In the 1940s, Paul Rand broke away from the conventional standards of typography and layout, and started incorporating Swiss style of design into his creations. He merged American visual culture into European avant-garde (modern art) design, integrating Cubism, Constructivism, the Bauhaus and De Stijl into his work.
Simplicity was a common element of everything Rand created, whether it was a page design, a magazine cover, an ad, or a logo. He was of the opinion that the design of a logo must be simple, in order to appeal aesthetically.
Rand was very successful at merging modern typography with nineteenth-century engravings. He sought to unite letters and found unique graphic ways of bringing together the letters of a word be it a name or title of a person or entity. This is seen in his logos for IBM, EF and Yale University Press
Poster for the New York Subways Advertising Company, designed by Paul Rand in 1947.
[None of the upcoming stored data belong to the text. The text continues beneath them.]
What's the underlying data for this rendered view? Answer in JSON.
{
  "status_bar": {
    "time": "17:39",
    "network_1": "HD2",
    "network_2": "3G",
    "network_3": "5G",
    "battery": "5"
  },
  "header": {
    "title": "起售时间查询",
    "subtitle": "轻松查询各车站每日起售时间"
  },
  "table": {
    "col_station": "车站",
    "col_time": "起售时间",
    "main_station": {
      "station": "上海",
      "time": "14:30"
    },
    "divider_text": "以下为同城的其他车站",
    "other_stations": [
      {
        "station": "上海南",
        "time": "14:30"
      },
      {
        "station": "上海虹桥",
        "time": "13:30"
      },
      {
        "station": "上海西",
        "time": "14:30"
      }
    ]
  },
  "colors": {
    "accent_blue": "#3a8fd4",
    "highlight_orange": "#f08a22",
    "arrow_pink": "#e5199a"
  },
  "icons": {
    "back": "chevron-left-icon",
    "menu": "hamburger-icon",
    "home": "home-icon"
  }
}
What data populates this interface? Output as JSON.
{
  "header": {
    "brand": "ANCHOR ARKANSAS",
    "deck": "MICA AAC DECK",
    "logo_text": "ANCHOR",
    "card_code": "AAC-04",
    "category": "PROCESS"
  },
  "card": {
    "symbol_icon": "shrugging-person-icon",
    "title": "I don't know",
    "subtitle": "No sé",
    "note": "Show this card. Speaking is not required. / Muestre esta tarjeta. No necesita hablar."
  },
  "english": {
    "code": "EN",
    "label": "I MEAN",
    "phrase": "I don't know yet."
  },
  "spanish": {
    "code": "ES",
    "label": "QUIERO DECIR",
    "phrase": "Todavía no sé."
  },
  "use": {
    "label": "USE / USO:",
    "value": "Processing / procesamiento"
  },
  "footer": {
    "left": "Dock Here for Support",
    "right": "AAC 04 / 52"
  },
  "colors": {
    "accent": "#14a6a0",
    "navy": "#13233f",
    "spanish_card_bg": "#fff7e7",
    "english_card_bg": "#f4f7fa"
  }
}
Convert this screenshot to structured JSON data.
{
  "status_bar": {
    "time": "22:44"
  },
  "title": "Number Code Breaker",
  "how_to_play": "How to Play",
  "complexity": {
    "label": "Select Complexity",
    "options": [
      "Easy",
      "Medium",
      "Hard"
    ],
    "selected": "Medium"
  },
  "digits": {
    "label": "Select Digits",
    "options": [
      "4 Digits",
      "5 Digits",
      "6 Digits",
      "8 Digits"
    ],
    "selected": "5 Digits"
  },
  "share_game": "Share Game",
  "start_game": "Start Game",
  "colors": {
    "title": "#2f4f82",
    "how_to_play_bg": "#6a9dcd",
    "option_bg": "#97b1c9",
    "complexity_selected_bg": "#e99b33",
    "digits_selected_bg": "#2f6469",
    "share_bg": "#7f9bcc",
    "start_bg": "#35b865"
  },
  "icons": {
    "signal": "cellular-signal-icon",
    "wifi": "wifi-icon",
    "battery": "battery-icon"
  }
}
Poster incorperating Rands Westinghouse Logo design
Quote by Paul Rand on typography:
“There are essentially two kinds of typography: The familiar kind for reading, and the other, simply for viewing, like a painting. Some say that readability is most important. There are really two important things about typography: readability and beauty; both are equally important. However, many readable typefaces are visually offensive. The design of a typeface, ugly or not, is only one aspect of the problem of readability. How a typeface is used is equally, if not more, important.”
below ia an image of pages from one of Rands childrens books 'Listen' . I think this is an example of his use of type for both 'readabilty and beauty'
Definition of Swiss Style design:
The International Typographic Style, also known as the Swiss Style, is a graphic design style developed in Switzerland in the 1950s that emphasizes cleanliness, readability and objectivity. Hallmarks of the style are asymmetric layouts, use of a grid, sans-serif typefaces like Akzidenz Grotesk, and flush left, ragged right text. The style is also associated with a preference for photography in place of illustrations or drawings. Many of the early International Typographic Style works featured typography as a primary design element in addition to its use in text, and it is for this that the style is named.